The Totino’s Party Pizza forces itself out of the oven in every directions and slides all over the place. On your cracked linoleum floors, up the dirty walls, across the nicotine yellow ceiling. The front window and door have disappeared in a thick, sticky, sludge of white and yellow and orange and red, and is it hot in here, or is it just you? No, it’s hot. Maybe the oven is still kicking out heat, but where the oven is at this point is anyone’s guess. But this is far more than any oven can kick out, and whatever is creating that volcanic heat can’t be natural.

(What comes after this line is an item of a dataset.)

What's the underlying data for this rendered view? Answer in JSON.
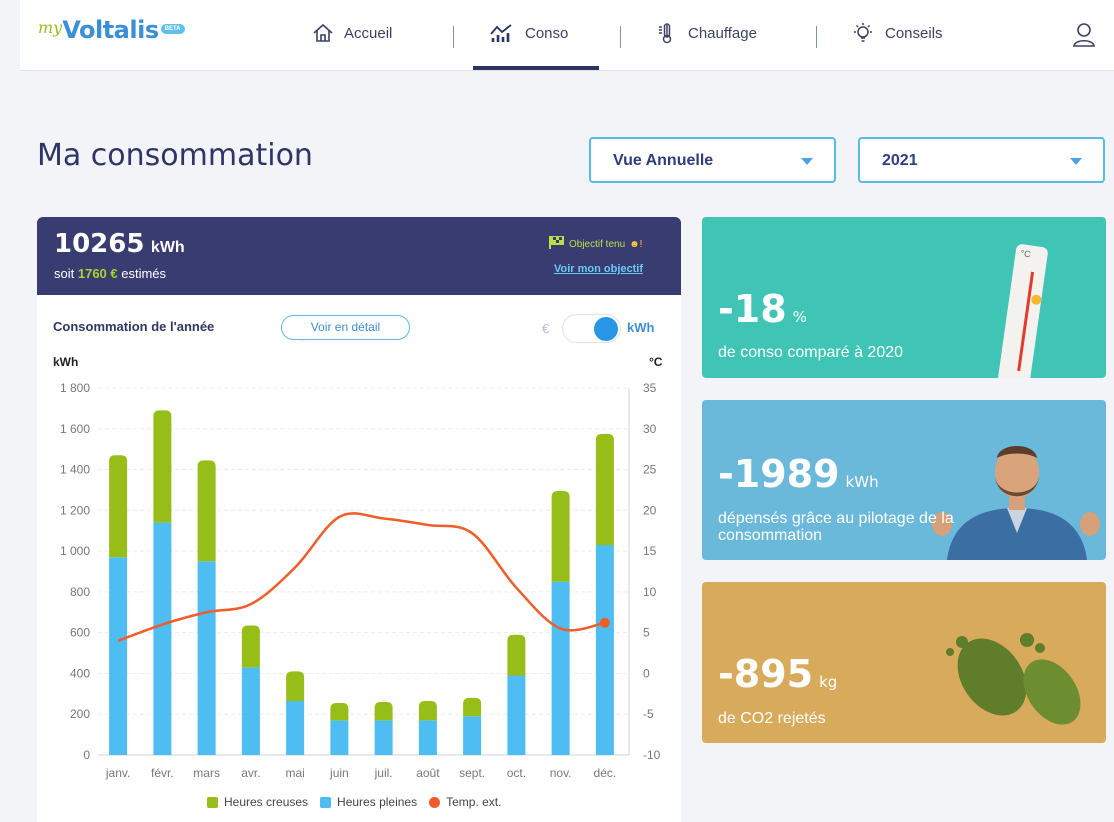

The entirety of your hovel has become a breathing mass of judicial eyes, each one a jaundiced iris of loathing and disapproval, and they are all staring at you, into you, through you. After all, how can you live like this? Chain smoking in grubby underwear on a Friday night, eating Totino’s Party Pizza, drinking Busch Light and waiting for some party to come to you? That’s another checkmark on the long laundry list of reasons you are a no-account, not even a blank footnote in history. Right next to your lack of education and hygiene and personality.

So how stupid do you feel now for not paying attention in school, or going to college, or finding true love, or rising above, when all you can do is stand in your kitchen while a living, breathing, feculent organism shifts and pulses and closes in all around you?

You’re the party in the pizza, you dig?